Anticipating the release of the Pentagon’s new instruction, more than a dozen NGOs have called for the agency to engage more directly with external reports of civilian harm and honor more payments to victims of U.S. strikes. But even as experts say U.S. practices have improved, there is still concern about the bandwidth of Pentagon civilians to roll out the upcoming policy as the U.S. military remains the kingmaker in many Defense Department budget talks.
“One of the hardest things as you move out on this is that OSD policy doesn’t own a lot of things, so resources are going to be an issue,” said Lewis, the former State Department official. “You may see other combatant commands saying this won’t be a priority.”

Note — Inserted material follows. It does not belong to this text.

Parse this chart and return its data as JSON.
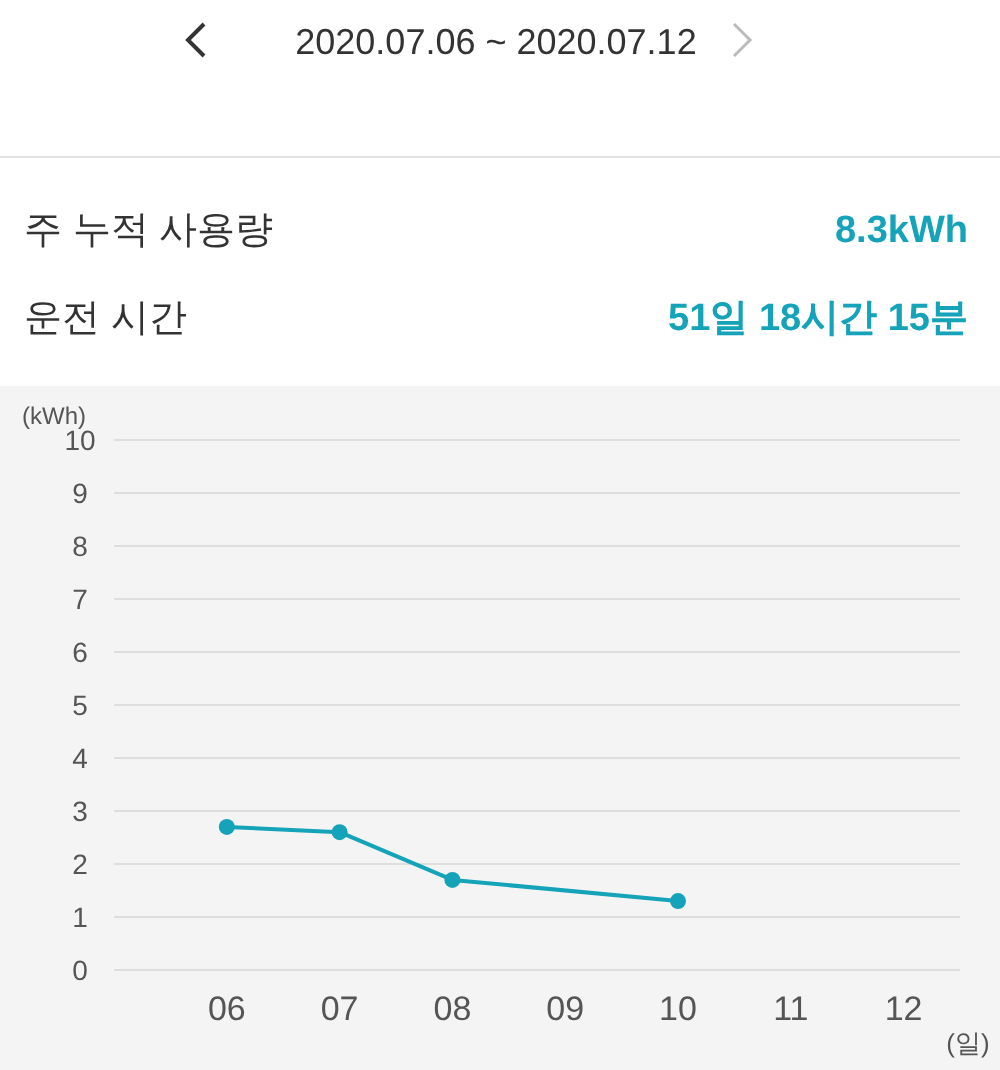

Two officials from NGOs familiar with the Pentagon’s policy development said the effort to curb civilian casualties has gotten an additional push since Anderson, the officer in charge of the effort, took over as acting deputy secretary of defense for policy last year.
But the Pentagon and the NGO community, first brought into the fold by Mattis in 2017, have consistently been at odds over a lack of desire at the agency to do onsite monitoring of bombing sites by U.S. troops, which the military has pushed back on over concerns of protecting American troops in harm’s way.
The Defense Department has also chafed at building a fund to pay back the families of innocent victims of U.S. strikes, allowing only $3 million to be authorized each year, despite a tabletop exercise meant to reconcile the differences between the agency and the NGO community first reported by the Washington Post.
“They weren’t spending it,” another NGO official told Foreign Policy. “They’re definitely not spending that amount.”
Meanwhile, the Pentagon has been tasked by Congress with completing a study this year on the lessons learned from the Islamic State fight in Raqqa and Mosul, where the Defense Department’s usual intelligence advantages were muted by dense urban terrain.
Yet within the military, as the Pentagon tries to gear up for a possible future war against China or Russia, some experts fear there’s not enough work being done to prepare the U.S. military.
John Spencer, a retired U.S. Army major who now chairs urban warfare studies at the Modern War Institute at West Point, said the service’s national training center at Fort Irwin in California’s Mojave Desert only has one yearly brigade-level exercise that is an urban fight.
“These major battles will not go away,” he said. “You can report more civilian casualties all you want. These wars will continue.”